17:33 11.04.2024

German govt approves program of measures for Ukraine’s recovery

2 min read

The German government at its meeting on Wednesday, April 10, approved a program of measures aimed at attracting private investments, as well as funds from philanthropists and various foundations, to the restoration of the Ukrainian national economy destroyed by the war, DW reports.

"It is in Germany's interests to promote a stable, democratic and economically prosperous Ukraine. The damage and losses inflicted on Ukraine by Russia's aggressive war are enormous, and only at the expense of budgetary funds can they be compensated," Deputy official representative of the Chancellor Christiane Hoffmann said at a government press conference.

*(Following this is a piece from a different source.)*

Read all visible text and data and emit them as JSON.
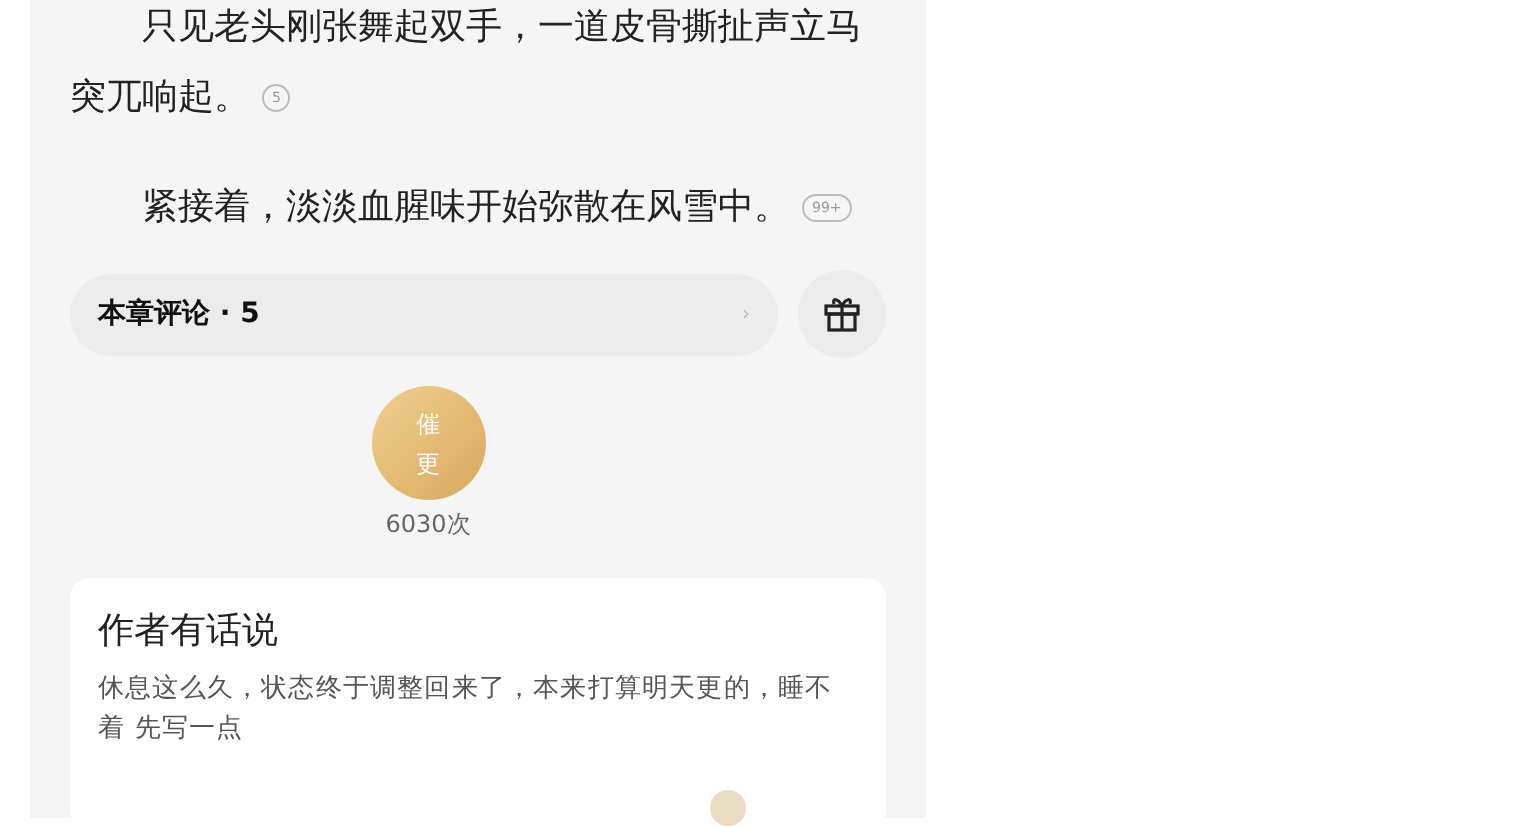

The program of measures approved by the government provides, in particular, for the promotion of private investments by both Ukrainian and German, as well as other foreign entrepreneurs. According to Hoffmann, the improvement of investment conditions, for example, minimizing risks and additional payments to capital investments, will also go to EUR 7 billion from the EU fund created to help Ukraine.

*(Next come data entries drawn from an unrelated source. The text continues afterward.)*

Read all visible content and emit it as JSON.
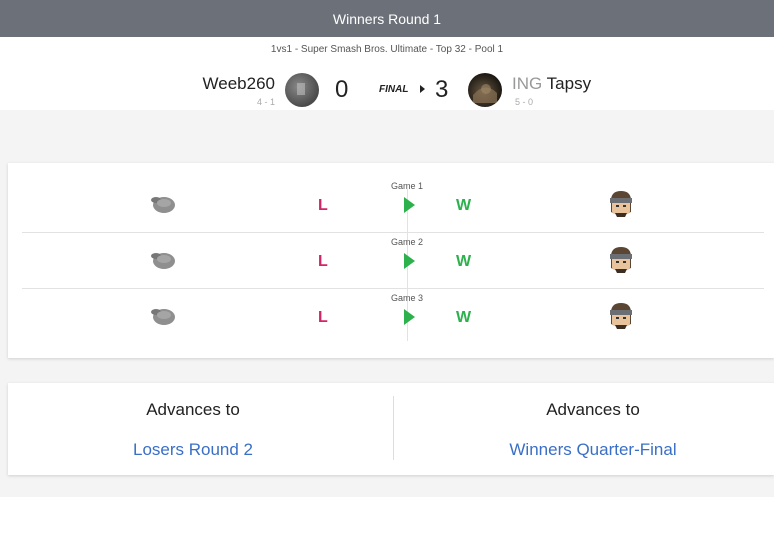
{
  "header": {
    "round_title": "Winners Round 1"
  },
  "set": {
    "subtitle": "1vs1 - Super Smash Bros. Ultimate - Top 32 - Pool 1",
    "status": "FINAL"
  },
  "player1": {
    "name": "Weeb260",
    "record": "4 - 1",
    "score": "0"
  },
  "player2": {
    "prefix": "ING",
    "name": "Tapsy",
    "record": "5 - 0",
    "score": "3"
  },
  "games": [
    {
      "label": "Game 1",
      "p1_result": "L",
      "p2_result": "W",
      "p1_character_icon": "pikmin-icon",
      "p2_character_icon": "snake-icon"
    },
    {
      "label": "Game 2",
      "p1_result": "L",
      "p2_result": "W",
      "p1_character_icon": "pikmin-icon",
      "p2_character_icon": "snake-icon"
    },
    {
      "label": "Game 3",
      "p1_result": "L",
      "p2_result": "W",
      "p1_character_icon": "pikmin-icon",
      "p2_character_icon": "snake-icon"
    }
  ],
  "advances": {
    "left": {
      "heading": "Advances to",
      "target": "Losers Round 2"
    },
    "right": {
      "heading": "Advances to",
      "target": "Winners Quarter-Final"
    }
  },
  "colors": {
    "loss": "#d22566",
    "win": "#2db14d",
    "link": "#3a6fc7",
    "topbar": "#6c7079"
  }
}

In addition, in Ukraine itself, on the basis of the German-Ukrainian Business Development Fund, which has existed since 1999, with the help of Germany, a financial structure such as the German state bank Kreditanstalt für Wiederaufbau (KfW) will be created to assist domestic investors.

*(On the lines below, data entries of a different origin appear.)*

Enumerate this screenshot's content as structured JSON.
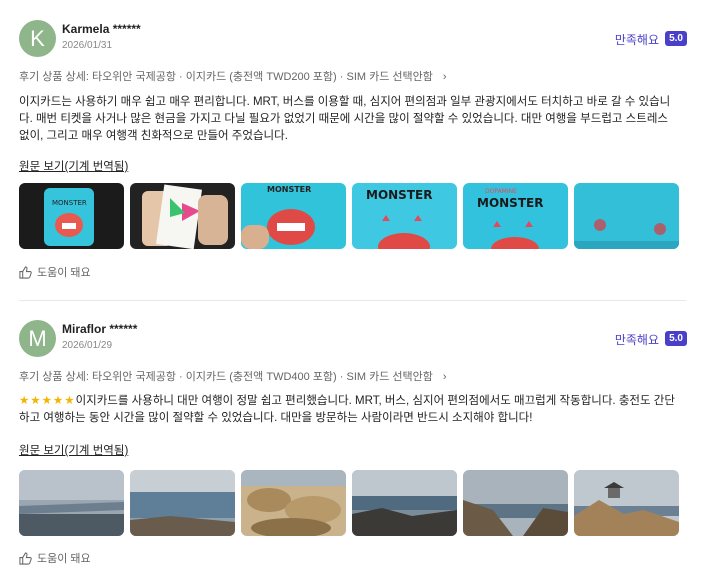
{
  "reviews": [
    {
      "avatar_letter": "K",
      "user": "Karmela ******",
      "date": "2026/01/31",
      "rating_text": "만족해요",
      "score": "5.0",
      "product": "후기 상품 상세: 타오위안 국제공항 · 이지카드 (충전액 TWD200 포함) · SIM 카드 선택안함",
      "text": "이지카드는 사용하기 매우 쉽고 매우 편리합니다. MRT, 버스를 이용할 때, 심지어 편의점과 일부 관광지에서도 터치하고 바로 갈 수 있습니다. 매번 티켓을 사거나 많은 현금을 가지고 다닐 필요가 없었기 때문에 시간을 많이 절약할 수 있었습니다. 대만 여행을 부드럽고 스트레스 없이, 그리고 매우 여행객 친화적으로 만들어 주었습니다.",
      "original_link": "원문 보기(기계 번역됨)",
      "helpful": "도움이 돼요"
    },
    {
      "avatar_letter": "M",
      "user": "Miraflor ******",
      "date": "2026/01/29",
      "rating_text": "만족해요",
      "score": "5.0",
      "product": "후기 상품 상세: 타오위안 국제공항 · 이지카드 (충전액 TWD400 포함) · SIM 카드 선택안함",
      "text": "이지카드를 사용하니 대만 여행이 정말 쉽고 편리했습니다. MRT, 버스, 심지어 편의점에서도 매끄럽게 작동합니다. 충전도 간단하고 여행하는 동안 시간을 많이 절약할 수 있었습니다. 대만을 방문하는 사람이라면 반드시 소지해야 합니다!",
      "stars": "★★★★★",
      "original_link": "원문 보기(기계 번역됨)",
      "helpful": "도움이 돼요"
    }
  ],
  "photo_names": [
    "monster-card-photo",
    "card-in-hand-photo",
    "monster-card-closeup-photo",
    "monster-title-photo",
    "dopamine-monster-photo",
    "blurred-card-photo"
  ],
  "photo_names_2": [
    "coast-photo-1",
    "coast-photo-2",
    "rock-formation-photo",
    "rocky-shore-photo",
    "sea-cliff-photo",
    "pavilion-cliff-photo"
  ]
}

Due to German financial subsidies, this fund has the opportunity to provide investment loans at preferential interest rates. According to the German government, after the beginning of the Russian aggression, about 40,000 small and medium-sized enterprises have already taken advantage of this opportunity to stay on the market.

"Germany has accumulated a very good experience of KfW Bank, which, in fact, paved the way for the German economic miracle in the 1950s and 1960s and still provides businesses and citizens with cheap loans for their investments," recalled Minister for Economic Cooperation and Development Svenja Schulze.